What are the major treatments?

Glucocorticoids remain workhorses for acute flare control. Conventional DMARDs (methotrexate, hydroxychloroquine, azathioprine, mycophenolate) are immunomodulatory backbones. Biologics target specific cytokines: TNF inhibitors (adalimumab, infliximab) for RA and IBD; IL-6 receptor blockade (tocilizumab) for RA and giant cell arteritis; IL-17 (secukinumab) and IL-23 (guselkumab) for psoriasis and spondyloarthritis. B-cell depletion (rituximab) for vasculitis and refractory disease. JAK inhibitors (tofacitinib, baricitinib) for multiple indications. CAR-T cells against B cells are an emerging frontier in lupus.

What about immune checkpoint biology?

CTLA-4 and PD-1 are inhibitory receptors that maintain peripheral tolerance. Cancer immunotherapy with checkpoint inhibitors (ipilimumab, pembrolizumab, nivolumab) blocks these brakes to unleash anti-tumor responses. The expected price is autoimmune-like adverse events — checkpoint inhibitor colitis, hepatitis, hypophysitis, pneumonitis, and dermatitis are common. Severe events require immunosuppression. The same biology in reverse — engineering CTLA-4 fusion proteins (abatacept) — treats rheumatoid arthritis.
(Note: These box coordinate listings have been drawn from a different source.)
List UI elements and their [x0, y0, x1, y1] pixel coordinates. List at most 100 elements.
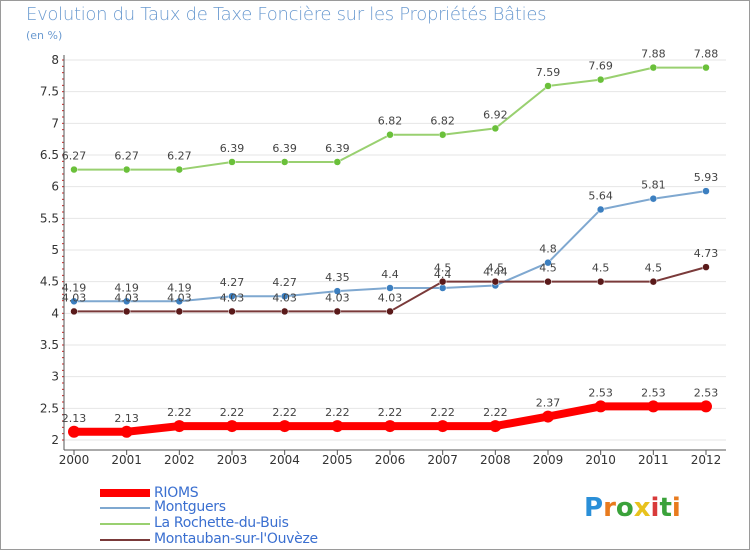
data-label: 6.82	[378, 115, 403, 128]
x-tick-label: 2001	[111, 453, 142, 467]
data-point	[596, 75, 605, 84]
data-point	[700, 400, 712, 413]
legend-label-montauban: Montauban-sur-l'Ouvèze	[154, 531, 318, 547]
data-point	[228, 307, 236, 316]
data-point	[280, 292, 289, 300]
data-label: 6.92	[483, 108, 508, 121]
data-point	[489, 420, 502, 433]
data-label: 4.27	[220, 276, 245, 289]
legend-label-montguers: Montguers	[154, 499, 226, 515]
y-tick-label: 6	[51, 180, 59, 194]
data-label: 2.53	[694, 386, 719, 399]
data-label: 2.22	[378, 406, 403, 419]
y-tick-label: 5.5	[40, 211, 59, 225]
data-point	[278, 420, 291, 433]
data-point	[438, 130, 447, 139]
y-tick-label: 6.5	[40, 148, 59, 162]
data-label: 4.19	[114, 281, 139, 294]
data-point	[702, 187, 710, 195]
data-point	[649, 63, 658, 72]
data-label: 2.22	[220, 406, 245, 419]
data-point	[173, 420, 186, 433]
data-label: 2.22	[430, 406, 455, 419]
data-label: 5.81	[641, 179, 666, 192]
data-point	[175, 307, 184, 316]
data-point	[436, 420, 449, 433]
data-point	[280, 307, 289, 316]
legend-label-la-rochette: La Rochette-du-Buis	[154, 515, 289, 531]
x-tick-label: 2005	[322, 453, 353, 467]
y-tick-label: 5	[51, 243, 59, 257]
logo-letter: t	[659, 493, 672, 523]
data-label: 4.44	[483, 265, 508, 278]
logo-letter: o	[615, 493, 634, 523]
data-label: 2.37	[536, 397, 561, 410]
data-point	[702, 263, 710, 271]
data-label: 7.88	[694, 48, 719, 61]
data-point	[491, 124, 500, 133]
data-point	[226, 420, 238, 433]
data-point	[331, 420, 344, 433]
y-tick-label: 3.5	[40, 338, 59, 352]
data-point	[647, 400, 660, 413]
data-point	[544, 258, 552, 267]
data-label: 7.88	[641, 48, 666, 61]
data-point	[333, 307, 342, 316]
data-point	[544, 82, 552, 90]
data-label: 5.64	[588, 189, 613, 202]
data-point	[544, 277, 552, 286]
data-label: 4.5	[645, 262, 663, 275]
data-label: 4.5	[539, 262, 557, 275]
legend-swatch-la-rochette	[100, 523, 150, 525]
data-label: 4.03	[272, 291, 297, 304]
data-point	[333, 158, 342, 166]
data-label: 2.13	[114, 412, 139, 425]
data-point	[228, 292, 236, 300]
data-point	[386, 284, 394, 292]
x-tick-label: 2007	[427, 453, 458, 467]
data-point	[596, 277, 605, 286]
data-label: 4.03	[220, 291, 245, 304]
x-tick-label: 2006	[375, 453, 406, 467]
data-label: 4.19	[167, 281, 192, 294]
data-point	[120, 425, 133, 438]
data-label: 2.22	[483, 406, 508, 419]
logo-letter: r	[603, 493, 616, 523]
legend-swatch-montguers	[100, 507, 150, 509]
data-label: 4.5	[487, 262, 505, 275]
x-tick-label: 2008	[480, 453, 511, 467]
data-point	[491, 277, 500, 286]
x-tick-label: 2012	[691, 453, 722, 467]
y-tick-label: 7	[51, 116, 59, 130]
data-point	[438, 284, 447, 292]
data-point	[70, 307, 78, 316]
data-label: 6.27	[62, 150, 87, 163]
data-label: 6.27	[167, 150, 192, 163]
proxiti-logo: Proxiti	[584, 493, 681, 523]
data-point	[228, 158, 236, 166]
y-tick-label: 3	[51, 370, 59, 384]
data-point	[122, 165, 131, 174]
data-label: 6.39	[325, 142, 350, 155]
data-point	[542, 410, 554, 423]
data-point	[596, 205, 605, 214]
data-label: 7.59	[536, 66, 561, 79]
data-point	[702, 63, 710, 72]
data-label: 2.53	[641, 386, 666, 399]
data-label: 4.35	[325, 271, 350, 284]
x-tick-label: 2004	[269, 453, 300, 467]
data-point	[175, 297, 184, 306]
data-label: 4.19	[62, 281, 87, 294]
data-point	[122, 297, 131, 306]
y-tick-label: 2.5	[40, 401, 59, 415]
data-point	[70, 297, 78, 306]
x-tick-label: 2000	[59, 453, 90, 467]
legend-label-rioms: RIOMS	[154, 485, 199, 501]
y-tick-label: 4	[51, 306, 59, 320]
data-label: 4.8	[539, 243, 557, 256]
data-point	[386, 307, 394, 316]
logo-letter: i	[671, 493, 681, 523]
logo-letter: x	[633, 493, 651, 523]
data-point	[438, 277, 447, 286]
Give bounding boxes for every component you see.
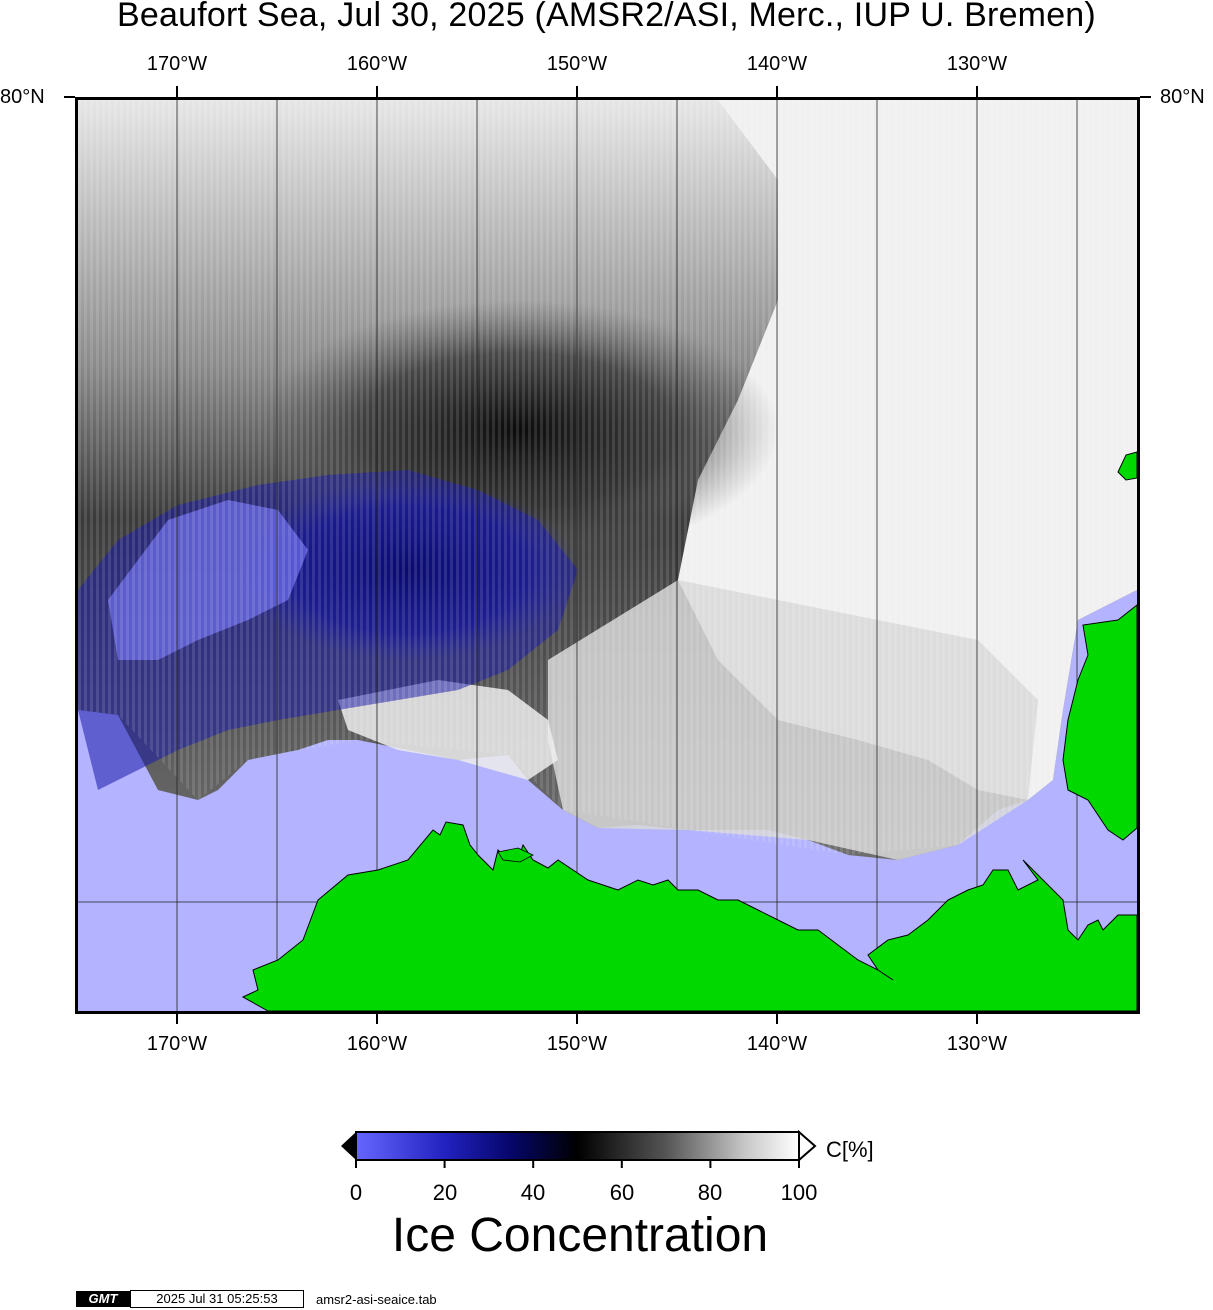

How is diagnosis confirmed?

Pattern of clinical disease plus characteristic autoantibodies. ANA screens for connective tissue disease; specific antibodies like anti-dsDNA and anti-Smith refine to lupus. Anti-CCP is sensitive and specific for rheumatoid arthritis. ANCAs distinguish vasculitis types. Anti-TPO and anti-thyroglobulin support thyroid autoimmunity. Anti-tTG is the screen for celiac disease. Tissue biopsy remains the gold standard for many — renal biopsy for lupus nephritis, salivary gland for Sjögren's, muscle for myositis.